It has been about a month since my last blog entry. I thought I would focus on how I have been spending my time everyday.
My husband and I live on a small fruit farm in Southwest Michigan. While we have plums, apricots, and pears, sour cherries take up most of the acreage. My husband harvests them with the one man shaker. My son works a lift tractor. My daughter and I take turns on the cooling pad. Cherry harvest can get hot in the orchards with no air movement. The cooling pad is a nice job on those days. However, when it is in the 70s or less, windy, and cloudy, the cooling pad can be very cold because you get wet. The tanks hold about 1,000 lbs. of water and 1,000 lbs. of cherries. The tanks come to the pad with dirty water, warm, and brush from the trees in them. The tanks must be cleaned, flushed out, and cooled down.
Now while I tend the cooling pad I listen to an old mp3 player I have kept just for this time of year. Sometimes I listen to music but often I listen to audio-books. This year I listened to: Miss Peregrine’s Home for Peculiar Children, An Elephant in the Garden (a true junior novel about WWII – very good), and re-listened to the first two books in the Harry Potter series (The Sorcerer’s Stone and The Chamber of Secrets).
I also have a part-time job for summer and fall. I work in the kitchen at Crane’s Pie Pantry about 20 hours a week. It is a bakery and restaurant. I poor soup and chili, make cheese patters, veggie humus sides, salads, and sloppy joes for the most part.
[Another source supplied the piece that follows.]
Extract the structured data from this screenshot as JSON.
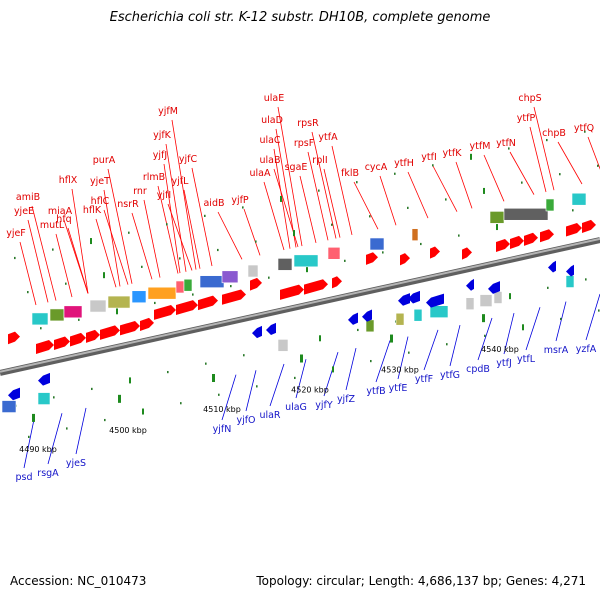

I worked 12 years as a teacher’s aide and stopped to return to substitute teaching. I now work with some of those students. The fun part is how difficult it is for them to call me by my first name. Recently, Dylan, who graduated in this past school year made the switch. Last fall he could only call me Mrs. Hunsberger, but he feels grownup now and Sidona flows off his tongue easily. Now, Ben, went into a panic when he heard Dylan. Ben is still in high school. He asked me, “Do I have to call you that? Will you still answer to Mrs. Hunsberger?” I assured him I would. It gets very busy at times but overall is fun.
My life is not glamorous. I do not run around sounding poetic and philosophical all the time – actually hardly ever. I have always felt you can live a quiet life and still make a difference. With each pebble I toss, I cannot see how far the ripples reach. So, I try to be me as best I can with all my flaws and rough edges. I express myself by tossing pebbles in the following places too: www.sidonamarie.com, @sidonamariepoet (Instagram), www.facebook.com/pearlsof.sidonamarie, @sidonamarie(Twitter), www.pinterest.com/sidonamarie/ (Pinterest). Making a lot of money has never been a goal of mine. Celebrity has never been a goal of mine. True treasure cannot be found in wealth and flattery. It can only be found in the hearts you touch and the hearts that touch you.
I am good with where I am at these days. Let’s just say I cannot see God’s plans for me at this time. I hope we are in agreement when as they come into view.
My poetry has been my therapy over the years. In 1993, an unusual traumatic event occurred with me. Poetry over the years has been my sorting out process. I have always had a strong spiritual nature balanced by strong doubt. During period of tremendous confusion, my poetry (sometimes more like stories my son thinks) helped me remember who I am, how I feel, and what I think and always have from a child. The theme I hope comes through is that we should not have our heads too far into the clouds or too deeply into the dirt. Life lives as balance somewhere in the middle with little visits to both edges. All 56 years of my life I have lived in Michigan. I was born in Kalamazoo September 16, 1958. My parents separated when I was young do to my mother’s mental illness. Dad died in 1965 at 29 from a cerebral hemorrhage. I was 6 when he passed. Grandma Peggy (my dad’s mother) went to court 7 times in a year and a half to fight for my younger sister (Kim who was mentally impaired) and me, because my dad had asked her too. She won custody of us. So, I lived with her in Bangor, Michigan through high school and college. I didn’t begin to write poetry until I went to live with my aunt (my mother’s sister) in Wartervliet, Michigan while attending Lake Michigan College in Benton Harbor. My aunt lived near my mother and her mother (my Grandma Elsie). After 2 years there, I attended Western Michigan University in Kalamazoo. I graduated with a Bachelor of Arts major in English and minor in Elementary Education. Right out of college fall of 1984 I was hired at St. Mary’s in Paw Paw, Michigan as a kindergarten teacher. I taught kindergarten for 1 year half days and was moved into a full-time first grade position for three years. I met my husband Gary during that time. On October 17, 1987, we married and I moved to Fennville, Michigan where I still live. Gary and I have a son age 24 and a daughter age 19.